4. “İrticai faaliyetleri nedeniyle Yüksek Askerî Şûra kararları ile Türk Silahlı Kuvvetleri’nden (TSK) ilişkileri kesilen personel konusu istismar edilerek TSK’yi dine karşıymış gibi göstermeye çalışan bazı medya gruplarının silahlı kuvvetler ve mensupları aleyhindeki yayınları kontrol altına alınmalıdır” kararı askerlikten atılanlara başka kurumlarda çalışma hakkı verilerek uygulanmış ve hakları iade edilerek askere alınmamışlardır. Verilen hak sadece mağduriyetinin giderilmesi ile işe girmelerinin sağlanmasıdır. Bu da askeri ve 28 Şubatı yapan orduyu töhmetten kurtarmak içindir.
5. Kur’an Kursları denetim altına alınsın kararı Diyanetin denetimine verilerek uygulanmıştır. Kurslar çoğalmış ancak kesintisiz eğitimle ve bunu 12 seneye çıkararak öğrencilerden yoksun bırakılarak içleri boşaltılmıştır.
6. Atatürkçülük diyanetin de gayretleri ile Cami kürsülerine kadar taşınarak ve Kur’an Dersi, Siyer Dersi kitaplarına taşınarak daha yaygın hale getirilmiş ve getirilmeye devam etmektedir.
7. Kılık Kıyafet Yönetmenliği “Başörtüsü yasağı” için çıkarılmıştır; aynen korunmaktadır.

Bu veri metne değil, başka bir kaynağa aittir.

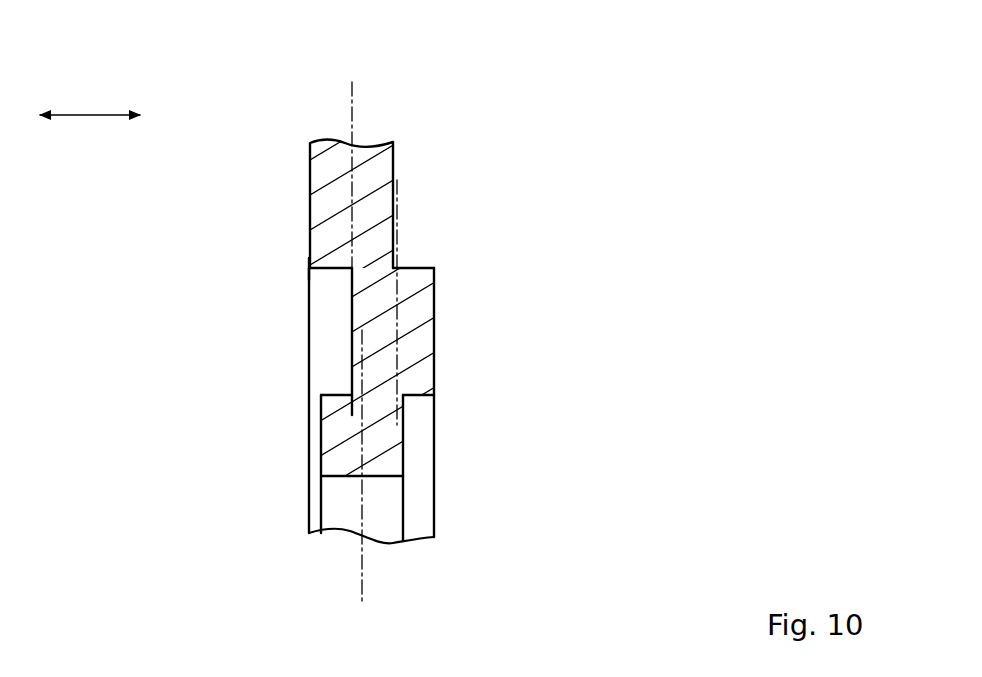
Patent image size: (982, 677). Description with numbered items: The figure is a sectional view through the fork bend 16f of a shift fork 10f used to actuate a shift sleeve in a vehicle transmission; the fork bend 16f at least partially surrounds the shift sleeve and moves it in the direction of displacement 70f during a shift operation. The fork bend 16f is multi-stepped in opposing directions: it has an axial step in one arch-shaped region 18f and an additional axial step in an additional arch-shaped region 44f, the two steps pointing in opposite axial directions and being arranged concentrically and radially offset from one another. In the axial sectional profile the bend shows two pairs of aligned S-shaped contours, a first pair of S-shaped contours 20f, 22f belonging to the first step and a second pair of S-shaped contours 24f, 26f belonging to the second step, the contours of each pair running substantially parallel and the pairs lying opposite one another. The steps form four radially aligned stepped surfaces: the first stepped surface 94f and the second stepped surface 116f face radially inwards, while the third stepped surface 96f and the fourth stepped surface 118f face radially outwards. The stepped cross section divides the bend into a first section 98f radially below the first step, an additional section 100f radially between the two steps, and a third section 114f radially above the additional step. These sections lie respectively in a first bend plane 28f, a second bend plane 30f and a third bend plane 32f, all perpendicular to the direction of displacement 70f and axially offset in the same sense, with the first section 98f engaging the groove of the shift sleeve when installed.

The shift fork 10f is at (614, 98).
The fork bend 16f is at (595, 152).
The region 18f is at (524, 388).
The S-shaped contour 20f is at (448, 402).
The S-shaped contour 22f is at (298, 375).
The S-shaped contour 24f is at (436, 252).
The S-shaped contour 26f is at (300, 265).
The first bend plane 28f is at (362, 565).
The second bend plane 30f is at (398, 316).
The third bend plane 32f is at (352, 118).
The additional region 44f is at (524, 253).
The direction of displacement 70f is at (90, 113).
The first stepped surface 94f is at (421, 395).
The third stepped surface 96f is at (341, 401).
The first section 98f is at (335, 440).
The additional section 100f is at (410, 355).
The third section 114f is at (342, 188).
The second stepped surface 116f is at (336, 281).
The fourth stepped surface 118f is at (426, 257).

Başörtüsü dışında ise gevşetilmiştir o kadar.
8. Atatürk aleyhine işlene suçları düzenleyen 5816 sayılı kanun aynen yürürlükte olup devam etmektedir.
9. Derileri THK tarafından toplanmaya devam edilmektedir. Ancak zaman içinde deriler para etmediği için genel bir gelir kaynağı olmaktan çıkmıştır ve üzerinde fazla durulmamaktadır.
28 Şubat Kararları denen kararlar bunların uygulanmasını istemektedir. Aradan geçen 15 sene içinde varlığını aynen devam ettirdiği gibi AKP hükümeti de bunları korumaya devam etmektedir ve değişen hiçbir şey yoktur.
Bu durumda 28 Şubat’ın sorumlusu neden Süleyman Demirel olmaktadır? Neden?